Over 3 months, LCD, 8-h TRE, and their combination all reduced body weight and subcutaneous fat in adults with metabolic syndrome. TRE, with or without LCD, additionally reduced visceral fat and improved fasting glucose, uric acid, triglycerides, and TG/HDL-c ratio, with higher adherence than LCD. The combined LCD+TRE intervention produced the greatest weight loss and improvements in insulin sensitivity and diastolic blood pressure but increased LDL-c and had lower willingness to continue. Collectively, an 8-h TRE regimen—without or with LCD—emerges as an effective strategy to reduce visceral obesity and cardiometabolic risk in MetS. Future research should include longer-term, multicenter trials across diverse populations, randomized comparisons of early versus late TRE, inclusion of control groups, objective dietary intake monitoring, and mechanistic studies to disentangle weight-loss–dependent versus independent effects on visceral fat and metabolic health.

Limitations
  • Self-reported dietary intake and adherence introduce recall bias; dietary logs were optional and may be incomplete. Meal-eating window estimates relied on 2-week recall of meal times and did not capture snacks or day-to-day variability, likely underestimating true eating windows.
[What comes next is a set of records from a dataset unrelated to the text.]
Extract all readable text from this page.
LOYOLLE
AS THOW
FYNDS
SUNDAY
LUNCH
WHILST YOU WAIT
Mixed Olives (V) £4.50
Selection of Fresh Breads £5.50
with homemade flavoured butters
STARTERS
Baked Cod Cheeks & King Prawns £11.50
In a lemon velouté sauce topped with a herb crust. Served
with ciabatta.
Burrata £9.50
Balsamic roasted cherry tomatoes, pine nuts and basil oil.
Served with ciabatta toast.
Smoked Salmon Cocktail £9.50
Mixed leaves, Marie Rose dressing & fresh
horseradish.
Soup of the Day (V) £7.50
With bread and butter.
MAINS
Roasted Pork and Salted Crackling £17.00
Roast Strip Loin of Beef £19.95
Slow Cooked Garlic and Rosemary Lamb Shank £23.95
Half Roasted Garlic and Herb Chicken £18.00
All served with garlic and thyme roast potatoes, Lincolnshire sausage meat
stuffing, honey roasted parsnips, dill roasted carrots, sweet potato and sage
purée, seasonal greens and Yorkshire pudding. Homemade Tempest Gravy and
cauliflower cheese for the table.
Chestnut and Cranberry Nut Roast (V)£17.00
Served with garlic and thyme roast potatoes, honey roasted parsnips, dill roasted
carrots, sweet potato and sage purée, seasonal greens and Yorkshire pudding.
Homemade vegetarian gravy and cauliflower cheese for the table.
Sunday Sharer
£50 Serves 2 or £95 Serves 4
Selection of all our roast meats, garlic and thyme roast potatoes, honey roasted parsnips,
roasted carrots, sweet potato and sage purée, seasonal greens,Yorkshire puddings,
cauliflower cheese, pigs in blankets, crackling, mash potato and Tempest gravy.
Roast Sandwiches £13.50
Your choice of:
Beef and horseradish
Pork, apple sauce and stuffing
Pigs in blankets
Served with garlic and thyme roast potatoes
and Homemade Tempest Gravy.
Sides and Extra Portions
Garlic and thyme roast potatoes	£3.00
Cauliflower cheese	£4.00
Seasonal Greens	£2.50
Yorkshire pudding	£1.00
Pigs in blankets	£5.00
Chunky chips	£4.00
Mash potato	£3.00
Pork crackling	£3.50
  • Except for the combination group, LCD and TRE alone did not achieve clinically significant ≥5% weight loss over 3 months; longer trials are needed to assess sustained weight loss and health benefits.
  • Early vs late TRE comparisons were exploratory (non-randomized subgroup choice, small sample sizes).
  • No non-intervention control group was included.
  • Higher adherence days in TRE vs LCD may confound comparisons. Generalizability is limited to Chinese adults in Shaanxi; validation in other races/ethnicities is needed.